Nonetheless, electing to refuse to obey the law means you have to accept the legal consequences. You don’t get to pick and choose which laws you obey — or, at least, you can’t complain when others take exactly the same approach to laws that you think are good ones. You have to accept the results, even if you’ve actually done nothing but refuse to divulge personal information to the government. Some people unhappy with the census have spoken of sabotaging it by providing wrong information. Not only is that breaking the law as well, it has no ethical basis — if you object to the census, don’t participate; trying to sabotage it through providing wrong information is active malice.
That said, just because you ethically accept the legal consequences of an act of civil disobedience doesn’t mean you have to make it easy for those who wish to legally pursue you. It’s up to the ABS to track you down, identify your failure to comply with the law and prosecute you. It has the power to try to find you, “make inquiries” or collect “statistical information”, but you don’t have to answer their inquiries or make yourself available to them. The best protection in this context is to encourage widespread civil disobedience: the more Australians who assert their right to be left in peace next Tuesday night, the more resource-intensive it will be for the bureaucrats to pursue us and prosecute us.
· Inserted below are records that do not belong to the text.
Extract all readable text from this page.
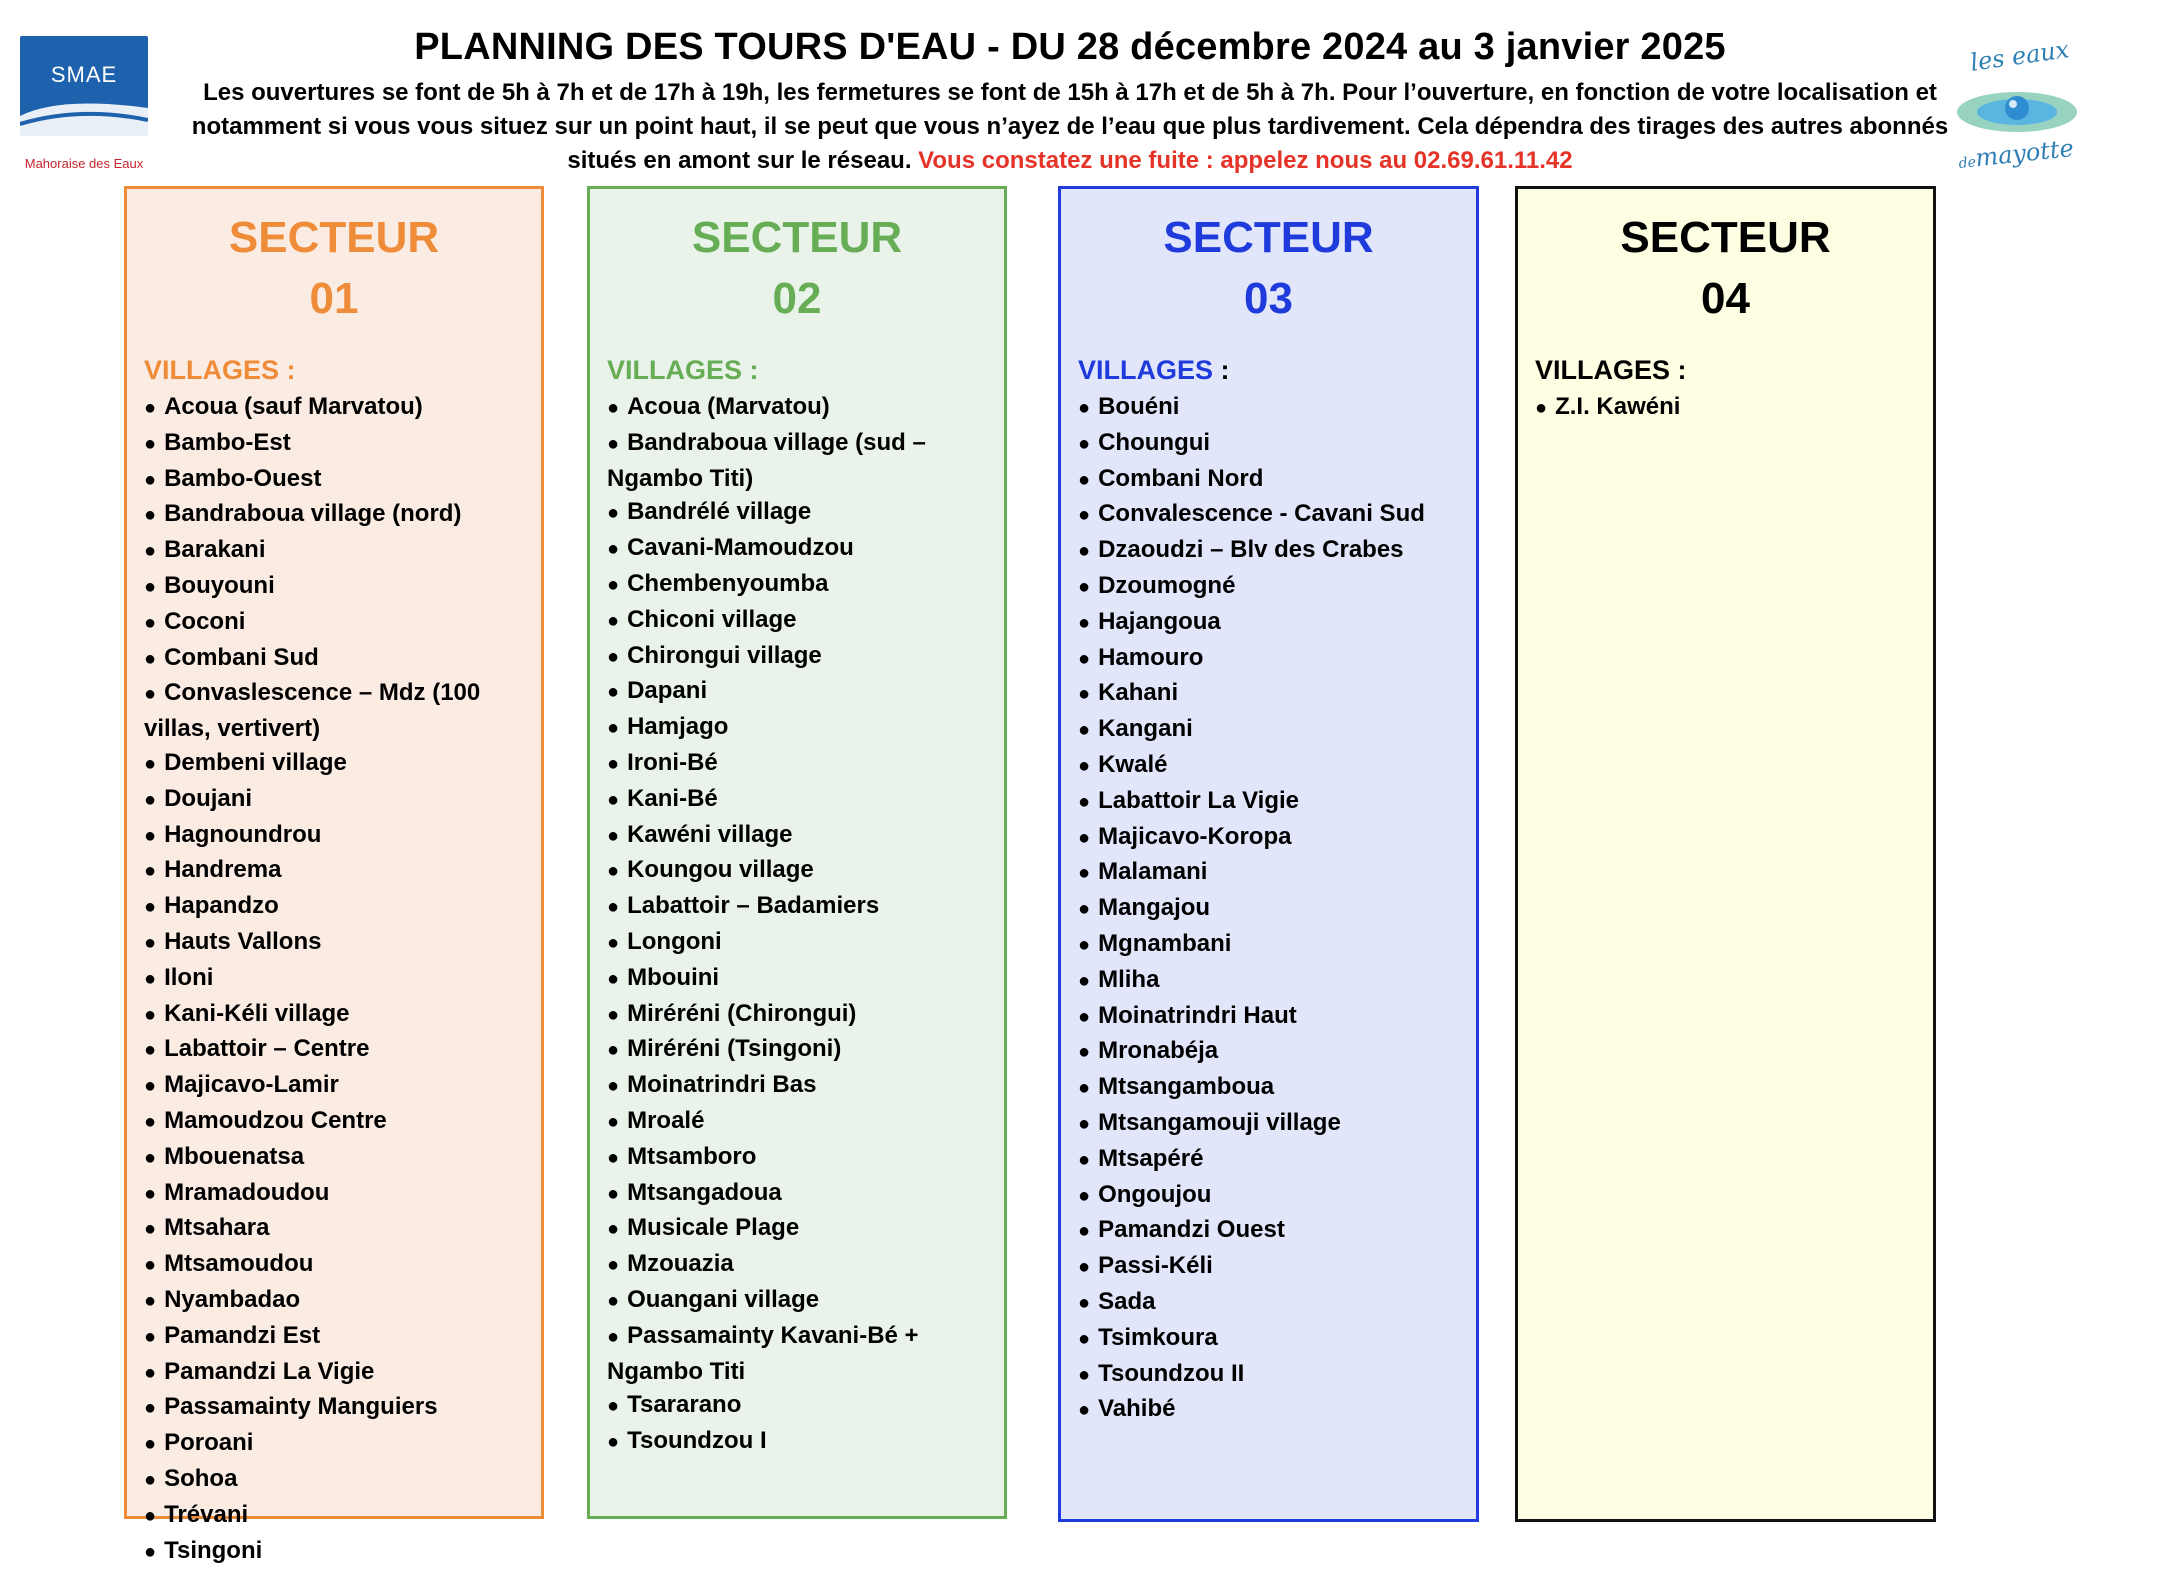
SMAE
Mahoraise des Eaux
les eaux
demayotte
PLANNING DES TOURS D'EAU - DU 28 décembre 2024 au 3 janvier 2025
Les ouvertures se font de 5h à 7h et de 17h à 19h, les fermetures se font de 15h à 17h et de 5h à 7h. Pour l’ouverture, en fonction de votre localisation et notamment si vous vous situez sur un point haut, il se peut que vous n’ayez de l’eau que plus tardivement. Cela dépendra des tirages des autres abonnés situés en amont sur le réseau. Vous constatez une fuite : appelez nous au 02.69.61.11.42
SECTEUR
01
VILLAGES :
● Acoua (sauf Marvatou)
● Bambo-Est
● Bambo-Ouest
● Bandraboua village (nord)
● Barakani
● Bouyouni
● Coconi
● Combani Sud
● Convaslescence – Mdz (100 villas, vertivert)
● Dembeni village
● Doujani
● Hagnoundrou
● Handrema
● Hapandzo
● Hauts Vallons
● Iloni
● Kani-Kéli village
● Labattoir – Centre
● Majicavo-Lamir
● Mamoudzou Centre
● Mbouenatsa
● Mramadoudou
● Mtsahara
● Mtsamoudou
● Nyambadao
● Pamandzi Est
● Pamandzi La Vigie
● Passamainty Manguiers
● Poroani
● Sohoa
● Trévani
● Tsingoni
SECTEUR
02
VILLAGES :
● Acoua (Marvatou)
● Bandraboua village (sud – Ngambo Titi)
● Bandrélé village
● Cavani-Mamoudzou
● Chembenyoumba
● Chiconi village
● Chirongui village
● Dapani
● Hamjago
● Ironi-Bé
● Kani-Bé
● Kawéni village
● Koungou village
● Labattoir – Badamiers
● Longoni
● Mbouini
● Miréréni (Chirongui)
● Miréréni (Tsingoni)
● Moinatrindri Bas
● Mroalé
● Mtsamboro
● Mtsangadoua
● Musicale Plage
● Mzouazia
● Ouangani village
● Passamainty Kavani-Bé + Ngambo Titi
● Tsararano
● Tsoundzou I
SECTEUR
03
VILLAGES :
● Bouéni
● Choungui
● Combani Nord
● Convalescence - Cavani Sud
● Dzaoudzi – Blv des Crabes
● Dzoumogné
● Hajangoua
● Hamouro
● Kahani
● Kangani
● Kwalé
● Labattoir La Vigie
● Majicavo-Koropa
● Malamani
● Mangajou
● Mgnambani
● Mliha
● Moinatrindri Haut
● Mronabéja
● Mtsangamboua
● Mtsangamouji village
● Mtsapéré
● Ongoujou
● Pamandzi Ouest
● Passi-Kéli
● Sada
● Tsimkoura
● Tsoundzou II
● Vahibé
SECTEUR
04
VILLAGES :
● Z.I. Kawéni
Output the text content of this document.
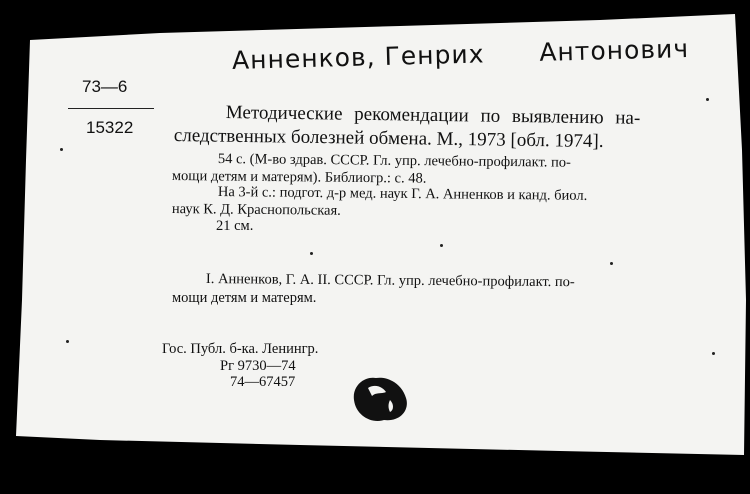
Анненков, Генрих Антонович
73—6
15322	Методические рекомендации по выявлению на-
следственных болезней обмена. М., 1973 [обл. 1974].
54 с. (М-во здрав. СССР. Гл. упр. лечебно-профилакт. по-
мощи детям и матерям). Библиогр.: с. 48.
На 3-й с.: подгот. д-р мед. наук Г. А. Анненков и канд. биол.
наук К. Д. Краснопольская.
21 см.
I. Анненков, Г. А. II. СССР. Гл. упр. лечебно-профилакт. по-
мощи детям и матерям.
Гос. Публ. б-ка. Ленингр.
Рг 9730—74
74—67457
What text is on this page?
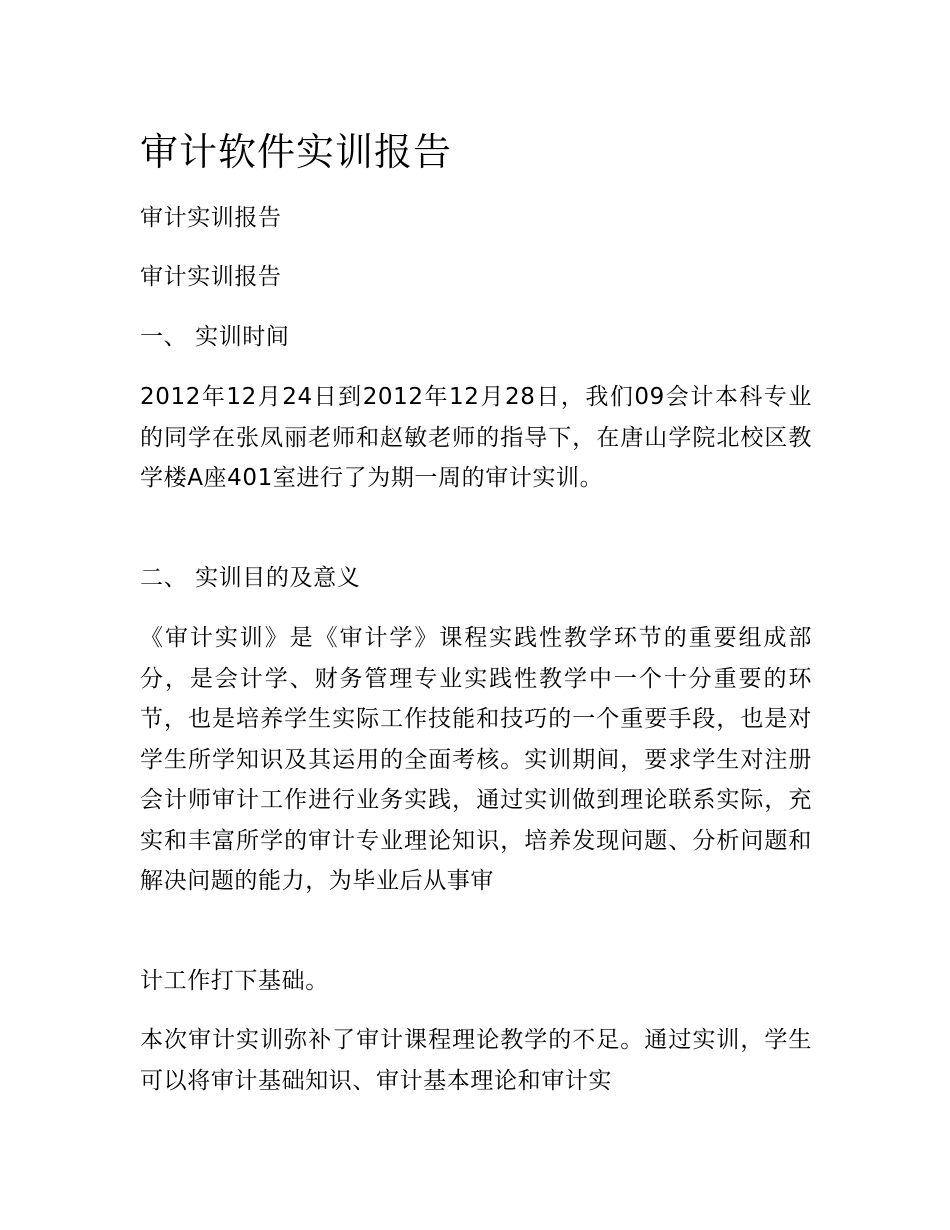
审计软件实训报告

审计实训报告

审计实训报告

一、 实训时间

2012年12月24日到2012年12月28日，我们09会计本科专业的同学在张凤丽老师和赵敏老师的指导下，在唐山学院北校区教学楼A座401室进行了为期一周的审计实训。

二、 实训目的及意义

《审计实训》是《审计学》课程实践性教学环节的重要组成部分，是会计学、财务管理专业实践性教学中一个十分重要的环节，也是培养学生实际工作技能和技巧的一个重要手段，也是对学生所学知识及其运用的全面考核。实训期间，要求学生对注册会计师审计工作进行业务实践，通过实训做到理论联系实际，充实和丰富所学的审计专业理论知识，培养发现问题、分析问题和解决问题的能力，为毕业后从事审

计工作打下基础。

本次审计实训弥补了审计课程理论教学的不足。通过实训，学生可以将审计基础知识、审计基本理论和审计实
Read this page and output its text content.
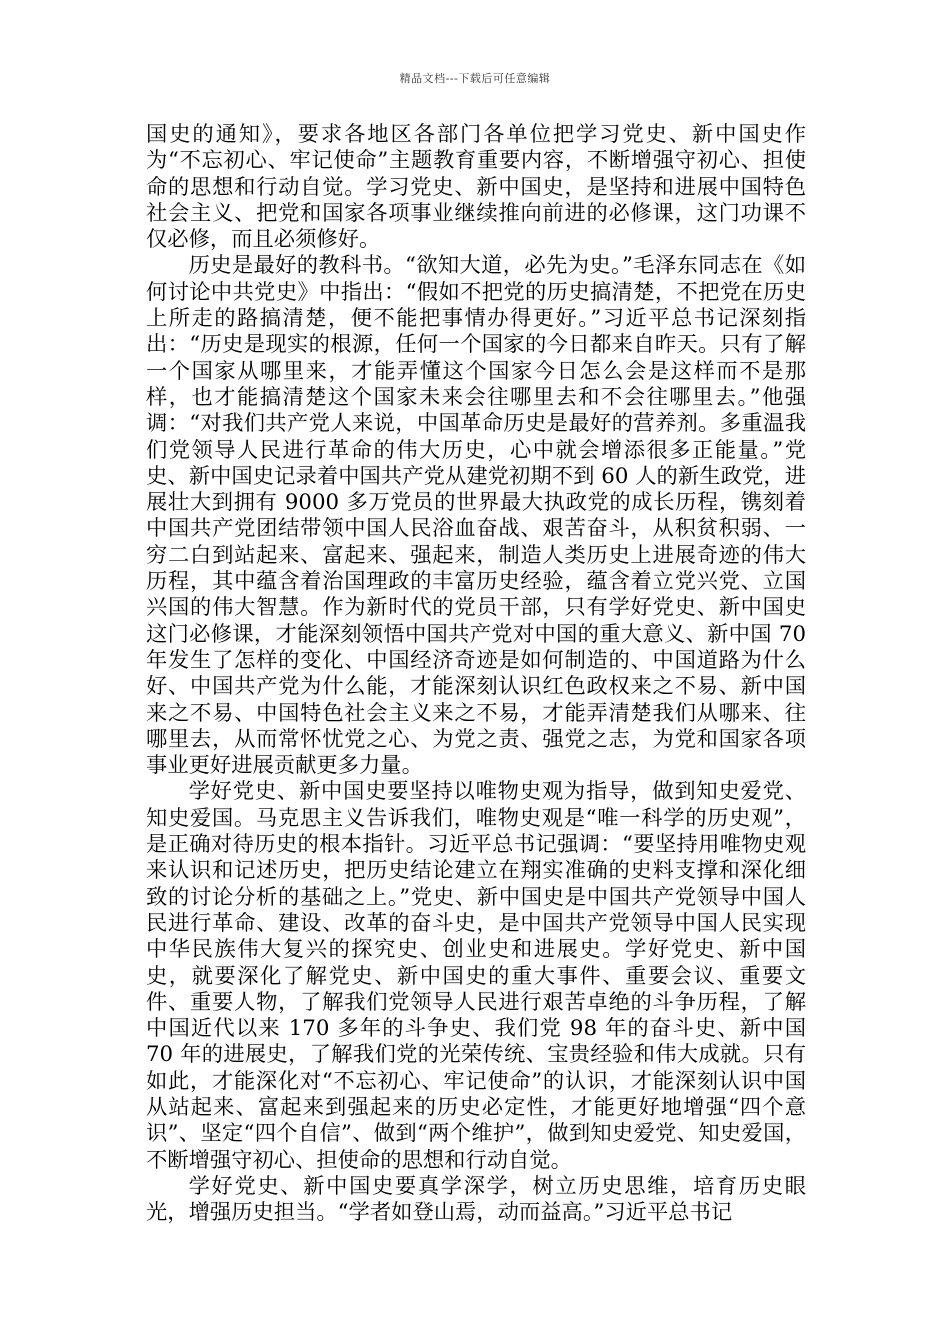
精品文档---下载后可任意编辑

国史的通知》，要求各地区各部门各单位把学习党史、新中国史作为“不忘初心、牢记使命”主题教育重要内容，不断增强守初心、担使命的思想和行动自觉。学习党史、新中国史，是坚持和进展中国特色社会主义、把党和国家各项事业继续推向前进的必修课，这门功课不仅必修，而且必须修好。

历史是最好的教科书。“欲知大道，必先为史。”毛泽东同志在《如何讨论中共党史》中指出：“假如不把党的历史搞清楚，不把党在历史上所走的路搞清楚，便不能把事情办得更好。”习近平总书记深刻指出：“历史是现实的根源，任何一个国家的今日都来自昨天。只有了解一个国家从哪里来，才能弄懂这个国家今日怎么会是这样而不是那样，也才能搞清楚这个国家未来会往哪里去和不会往哪里去。”他强调：“对我们共产党人来说，中国革命历史是最好的营养剂。多重温我们党领导人民进行革命的伟大历史，心中就会增添很多正能量。”党史、新中国史记录着中国共产党从建党初期不到 60 人的新生政党，进展壮大到拥有 9000 多万党员的世界最大执政党的成长历程，镌刻着中国共产党团结带领中国人民浴血奋战、艰苦奋斗，从积贫积弱、一穷二白到站起来、富起来、强起来，制造人类历史上进展奇迹的伟大历程，其中蕴含着治国理政的丰富历史经验，蕴含着立党兴党、立国兴国的伟大智慧。作为新时代的党员干部，只有学好党史、新中国史这门必修课，才能深刻领悟中国共产党对中国的重大意义、新中国 70 年发生了怎样的变化、中国经济奇迹是如何制造的、中国道路为什么好、中国共产党为什么能，才能深刻认识红色政权来之不易、新中国来之不易、中国特色社会主义来之不易，才能弄清楚我们从哪来、往哪里去，从而常怀忧党之心、为党之责、强党之志，为党和国家各项事业更好进展贡献更多力量。

学好党史、新中国史要坚持以唯物史观为指导，做到知史爱党、知史爱国。马克思主义告诉我们，唯物史观是“唯一科学的历史观”，是正确对待历史的根本指针。习近平总书记强调：“要坚持用唯物史观来认识和记述历史，把历史结论建立在翔实准确的史料支撑和深化细致的讨论分析的基础之上。”党史、新中国史是中国共产党领导中国人民进行革命、建设、改革的奋斗史，是中国共产党领导中国人民实现中华民族伟大复兴的探究史、创业史和进展史。学好党史、新中国史，就要深化了解党史、新中国史的重大事件、重要会议、重要文件、重要人物，了解我们党领导人民进行艰苦卓绝的斗争历程，了解中国近代以来 170 多年的斗争史、我们党 98 年的奋斗史、新中国 70 年的进展史，了解我们党的光荣传统、宝贵经验和伟大成就。只有如此，才能深化对“不忘初心、牢记使命”的认识，才能深刻认识中国从站起来、富起来到强起来的历史必定性，才能更好地增强“四个意识”、坚定“四个自信”、做到“两个维护”，做到知史爱党、知史爱国，不断增强守初心、担使命的思想和行动自觉。

学好党史、新中国史要真学深学，树立历史思维，培育历史眼光，增强历史担当。“学者如登山焉，动而益高。”习近平总书记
This seems the least worst option for those of us who are sick and tired of governments bit by bit taking away our basic rights, including but not only to privacy, while all the while insisting it’s for our own good. Usually there’s nothing we can do about it. But in the case of a census that has transformed into a tool of lifelong surveillance, we can do something about it. The government is demanding we co-operate in the destruction of our own privacy. Merely by doing nothing, we can resist. Refusing to co-operate in the destruction of our privacy is a valid ethical choice. And for anyone concerned about their privacy, doing nothing next Tuesday night is the only real choice.
Correction: This article originally stated that under s.18 of the Census and Statistics Act 1905, the ABS had the power to enter homes. In fact, the ABS does not have this power — the power of entry merely applies to non-residential or non-sleeping locations such as apartment buildings, businesses and workplaces.